SuperGen: An Efficient Ultra-high-resolution Video Generation System with Sketching and Tiling
Authors
Fanjiang Ye, Zepeng Zhao, Yi Mu, Jucheng Shen, Renjie Li, Kaijian Wang, Saurabh Agarwal, Myungjin Lee, Triston Cao, Aditya Akella, Arvind Krishnamurthy, T. S. Eugene Ng, Zhengzhong Tu, Yuke Wang
Abstract
Diffusion models have recently achieved remarkable success in generative tasks (e.g., image and video generation), and the demand for high-quality content (e.g., 2K/4K videos) is rapidly increasing across various domains. However, generating ultra-high-resolution videos on existing standard-resolution (e.g., 720p) platforms remains challenging due to the excessive re-training requirements and prohibitively high computational and memory costs. To this end, we introduce SUPERGEN, an efficient tile-based framework for ultra-high-resolution video generation.
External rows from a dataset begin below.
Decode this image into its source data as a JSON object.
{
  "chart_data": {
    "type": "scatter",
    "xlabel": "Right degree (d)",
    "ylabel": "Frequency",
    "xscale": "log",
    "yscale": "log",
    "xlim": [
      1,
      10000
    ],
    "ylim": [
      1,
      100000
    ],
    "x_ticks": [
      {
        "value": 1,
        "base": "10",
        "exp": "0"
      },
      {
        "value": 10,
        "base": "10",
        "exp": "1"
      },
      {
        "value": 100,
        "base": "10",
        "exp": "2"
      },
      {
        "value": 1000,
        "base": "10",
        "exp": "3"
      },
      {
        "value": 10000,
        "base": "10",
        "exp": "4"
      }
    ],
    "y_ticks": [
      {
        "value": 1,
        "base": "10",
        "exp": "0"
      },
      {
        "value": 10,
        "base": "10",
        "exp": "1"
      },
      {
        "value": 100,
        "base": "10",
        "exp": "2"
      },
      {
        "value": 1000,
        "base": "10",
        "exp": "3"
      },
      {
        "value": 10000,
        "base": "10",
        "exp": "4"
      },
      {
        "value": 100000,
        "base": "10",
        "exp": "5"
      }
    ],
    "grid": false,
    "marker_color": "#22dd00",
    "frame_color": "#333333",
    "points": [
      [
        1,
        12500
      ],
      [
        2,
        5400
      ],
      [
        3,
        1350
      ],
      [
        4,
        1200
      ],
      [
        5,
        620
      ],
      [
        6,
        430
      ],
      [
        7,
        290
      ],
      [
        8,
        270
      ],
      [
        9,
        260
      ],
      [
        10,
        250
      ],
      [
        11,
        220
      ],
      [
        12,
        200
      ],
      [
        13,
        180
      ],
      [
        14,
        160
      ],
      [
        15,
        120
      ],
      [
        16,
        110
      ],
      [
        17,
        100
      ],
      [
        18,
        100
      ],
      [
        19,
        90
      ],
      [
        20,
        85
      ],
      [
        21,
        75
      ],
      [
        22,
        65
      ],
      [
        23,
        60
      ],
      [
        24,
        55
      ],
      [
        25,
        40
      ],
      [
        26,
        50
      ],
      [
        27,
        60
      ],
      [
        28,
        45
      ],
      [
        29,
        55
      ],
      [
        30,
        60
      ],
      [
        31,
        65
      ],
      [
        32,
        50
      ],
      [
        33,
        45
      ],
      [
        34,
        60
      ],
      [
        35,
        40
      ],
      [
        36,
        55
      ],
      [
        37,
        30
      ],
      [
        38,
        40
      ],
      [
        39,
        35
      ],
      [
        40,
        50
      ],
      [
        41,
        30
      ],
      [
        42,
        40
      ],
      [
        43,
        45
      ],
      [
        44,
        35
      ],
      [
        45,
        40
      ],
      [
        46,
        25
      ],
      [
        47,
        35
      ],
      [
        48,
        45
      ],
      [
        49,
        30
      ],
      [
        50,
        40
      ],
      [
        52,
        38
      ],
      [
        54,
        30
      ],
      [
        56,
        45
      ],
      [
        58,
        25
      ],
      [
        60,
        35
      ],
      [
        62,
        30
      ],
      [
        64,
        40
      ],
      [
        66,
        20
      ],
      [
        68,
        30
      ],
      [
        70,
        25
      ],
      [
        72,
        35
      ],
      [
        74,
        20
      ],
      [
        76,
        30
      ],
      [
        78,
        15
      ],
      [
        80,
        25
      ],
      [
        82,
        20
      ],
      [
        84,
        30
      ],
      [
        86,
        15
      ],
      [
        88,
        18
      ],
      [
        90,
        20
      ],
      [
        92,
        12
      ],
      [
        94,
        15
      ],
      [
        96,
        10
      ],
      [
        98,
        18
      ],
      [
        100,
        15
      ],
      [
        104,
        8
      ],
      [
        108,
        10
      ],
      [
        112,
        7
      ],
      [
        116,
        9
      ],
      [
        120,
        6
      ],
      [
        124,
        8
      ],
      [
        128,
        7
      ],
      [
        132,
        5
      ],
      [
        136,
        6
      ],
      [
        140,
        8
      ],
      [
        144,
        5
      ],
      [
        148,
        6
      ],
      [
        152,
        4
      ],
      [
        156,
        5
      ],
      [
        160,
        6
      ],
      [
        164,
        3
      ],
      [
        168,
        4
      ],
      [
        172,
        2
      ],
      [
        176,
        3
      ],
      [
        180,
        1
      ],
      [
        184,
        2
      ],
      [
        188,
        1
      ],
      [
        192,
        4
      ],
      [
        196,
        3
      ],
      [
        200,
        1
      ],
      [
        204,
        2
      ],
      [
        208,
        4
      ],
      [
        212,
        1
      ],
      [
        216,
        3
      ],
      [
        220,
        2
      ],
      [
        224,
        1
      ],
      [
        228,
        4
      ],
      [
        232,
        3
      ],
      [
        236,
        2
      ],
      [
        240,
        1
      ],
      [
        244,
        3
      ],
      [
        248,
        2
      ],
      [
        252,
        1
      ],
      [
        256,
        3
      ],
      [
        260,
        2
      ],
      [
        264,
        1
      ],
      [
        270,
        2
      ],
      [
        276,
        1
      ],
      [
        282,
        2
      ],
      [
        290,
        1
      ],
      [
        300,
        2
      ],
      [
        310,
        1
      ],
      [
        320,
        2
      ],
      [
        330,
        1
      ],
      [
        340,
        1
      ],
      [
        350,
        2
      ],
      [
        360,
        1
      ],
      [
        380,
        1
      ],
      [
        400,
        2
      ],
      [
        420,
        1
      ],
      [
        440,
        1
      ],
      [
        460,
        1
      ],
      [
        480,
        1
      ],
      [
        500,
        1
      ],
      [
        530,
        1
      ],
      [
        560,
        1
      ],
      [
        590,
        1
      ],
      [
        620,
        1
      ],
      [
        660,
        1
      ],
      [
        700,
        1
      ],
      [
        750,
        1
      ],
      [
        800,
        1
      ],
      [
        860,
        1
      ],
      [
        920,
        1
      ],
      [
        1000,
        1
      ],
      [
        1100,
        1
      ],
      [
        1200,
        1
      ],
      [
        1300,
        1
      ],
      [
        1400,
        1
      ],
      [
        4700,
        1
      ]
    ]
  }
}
SUPERGEN features a novel training-free algorithmic innovation with tiling to successfully support a wide range of resolutions without additional training efforts while significantly reducing both memory footprint and computational complexity. Moreover, SUPERGEN incorporates a tile-tailored, adaptive, region-aware caching strategy that accelerates video generation by exploiting redundancy across denoising steps and spatial regions. SUPERGEN also integrates cache-guided, communication-minimized tile parallelism for enhanced throughput and minimized latency. Evaluations show that SUPERGEN maximizes performance gains while achieving high output quality across various benchmarks.